Solidaritätszuschlag bei Pauschalierung der Lohnsteuer
In bestimmten Fällen darf der Arbeitgeber statt der individuellen Versteuerung eine Pauschalierung der Lohnsteuer wählen. Wie bei den sonstigen Bezügen (z.B. Urlaubsgeld, Weihnachtsgeld) gibt es bei der Pauschalversteuerung keine Freigrenze und keinen Milderungsbereich. Der Solidaritätszuschlag beträgt immer 5,5% von der Lohnsteuer.
Eine Ausnahme bilden die Minijobber, deren Arbeitslohn mit 2% pauschal versteuert wird. In den 2% sind nämlich die Lohnsteuer, die Kirchensteuer und der Solidaritätszuschlag bereits enthalten.
Lohnsteuer-Jahresausgleich
Ein während des Jahres zu viel erhobener Solidaritätszuschlag wird bei Durchführung eines Lohnsteuer-Jahresausgleichs durch den Arbeitgeber oder im Rahmen der Einkommensteuererklärung durch das Finanzamt zurückerstattet.
Hierbei sind sowohl die Freigrenze und die Milderungszone als auch vorhandene Kinderfreibeträge und der Freibetrag für Betreuungs- und Erziehungs- oder Ausbildungsbedarf zu beachten.
Hinweis: Der Lohnsteuer-Jahresausgleich darf nur unter bestimmten Voraussetzungen und nur für unbeschränkt steuerpflichtige Arbeitnehmer durchgeführt werden (§ 42b EStG).
Geplante Gesetzesänderungen für den Solidaritätszuschlag bei der Lohnabrechnung
Mit dem von der Bundesregierung verabschiedeten Entwurf eines Gesetzes zur Rückführung des Solidaritätszuschlags 1995 sollen durch verschiedene Maßnahmen nur noch Arbeitnehmer mit einem höheren Einkommen einen Solidaritätszuschlag zahlen. Für rund 90% derjenigen, die ihn auf ihre Lohn- oder Einkommensteuer zahlen, soll er nach Angabe des Bundesministeriums der Finanzen entfallen.

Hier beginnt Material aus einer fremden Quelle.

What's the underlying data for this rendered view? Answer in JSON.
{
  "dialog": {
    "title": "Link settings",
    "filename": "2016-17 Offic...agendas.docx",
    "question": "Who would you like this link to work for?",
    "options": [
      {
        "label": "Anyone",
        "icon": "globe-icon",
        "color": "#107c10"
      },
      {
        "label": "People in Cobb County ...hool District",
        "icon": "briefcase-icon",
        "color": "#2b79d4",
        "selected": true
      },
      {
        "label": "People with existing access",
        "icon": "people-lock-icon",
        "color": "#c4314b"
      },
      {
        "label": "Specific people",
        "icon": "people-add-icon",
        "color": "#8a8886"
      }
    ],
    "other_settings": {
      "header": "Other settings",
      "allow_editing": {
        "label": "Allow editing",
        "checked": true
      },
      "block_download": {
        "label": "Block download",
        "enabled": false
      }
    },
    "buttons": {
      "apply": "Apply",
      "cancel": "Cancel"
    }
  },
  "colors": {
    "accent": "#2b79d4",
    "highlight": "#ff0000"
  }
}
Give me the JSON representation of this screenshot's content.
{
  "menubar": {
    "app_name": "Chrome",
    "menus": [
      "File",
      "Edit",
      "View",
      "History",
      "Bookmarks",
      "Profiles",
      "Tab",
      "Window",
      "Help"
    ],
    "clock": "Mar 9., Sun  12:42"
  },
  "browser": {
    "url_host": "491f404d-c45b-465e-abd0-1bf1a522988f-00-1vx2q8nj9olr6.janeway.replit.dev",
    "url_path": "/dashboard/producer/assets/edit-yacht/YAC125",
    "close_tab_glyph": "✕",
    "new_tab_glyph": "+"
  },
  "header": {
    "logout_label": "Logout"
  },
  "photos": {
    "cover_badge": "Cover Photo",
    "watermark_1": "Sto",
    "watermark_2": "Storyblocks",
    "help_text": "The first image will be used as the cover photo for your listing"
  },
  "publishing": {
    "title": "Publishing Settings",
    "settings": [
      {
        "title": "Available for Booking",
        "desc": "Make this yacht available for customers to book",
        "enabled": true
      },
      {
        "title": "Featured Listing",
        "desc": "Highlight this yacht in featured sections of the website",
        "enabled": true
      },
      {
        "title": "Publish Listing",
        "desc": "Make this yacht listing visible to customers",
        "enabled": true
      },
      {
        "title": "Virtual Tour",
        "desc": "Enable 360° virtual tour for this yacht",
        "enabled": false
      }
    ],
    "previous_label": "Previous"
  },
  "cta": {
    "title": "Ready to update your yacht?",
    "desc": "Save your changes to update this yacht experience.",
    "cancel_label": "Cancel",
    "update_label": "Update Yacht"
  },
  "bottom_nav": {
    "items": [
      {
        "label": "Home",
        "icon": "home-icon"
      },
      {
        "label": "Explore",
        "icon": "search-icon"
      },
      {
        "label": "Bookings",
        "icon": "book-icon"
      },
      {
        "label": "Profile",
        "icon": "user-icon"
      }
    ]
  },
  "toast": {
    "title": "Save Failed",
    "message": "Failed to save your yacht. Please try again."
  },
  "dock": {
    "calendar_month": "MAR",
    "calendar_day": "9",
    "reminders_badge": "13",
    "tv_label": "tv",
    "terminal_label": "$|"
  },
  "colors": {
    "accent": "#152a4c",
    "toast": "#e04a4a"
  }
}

Erreicht werden soll dies u.a. mit den folgenden Änderungen bei der Lohn- und Gehaltsabrechnung:
Erhöhung der Freigrenze für den laufenden Arbeitslohn
Die Freigrenze bis zu der kein Solidaritätszuschlag vom laufenden Arbeitslohn erhoben wird, soll von einem Lohnsteuerbetrag von derzeit 162 EUR bei Lohnsteuerklasse III auf zukünftig 2.826 EUR angehoben werden. Bei Arbeitnehmern mit einer Lohnsteuerklasse I, II sowie IV - VI soll in Zukunft erst ein Solidaritätszuschlag von ihrem laufenden Arbeitslohn einbehalten werden, wenn die Lohnsteuer für den laufenden Arbeitslohn 1.413 EUR überschreitet. Bisher galt ein Lohnsteuerbetrag von 81 EUR.
Freigrenze
a. Steuerklasse III: 2.826,00 EUR LSt. /Monat
b. Steuerklassen I, II, IV - VI: 1.413,00 EUR LSt. /Monat
Beispiel:
Der Arbeitnehmer aus dem vorherigen Beispiel, von dessen Arbeitslohn in Höhe von 2.000,00 EUR brutto 180,16 EUR Lohnsteuer einbehalten werden, muss damit nach dem Gesetzentwurf zukünftig keinen Solidaritätszuschlag mehr zahlen.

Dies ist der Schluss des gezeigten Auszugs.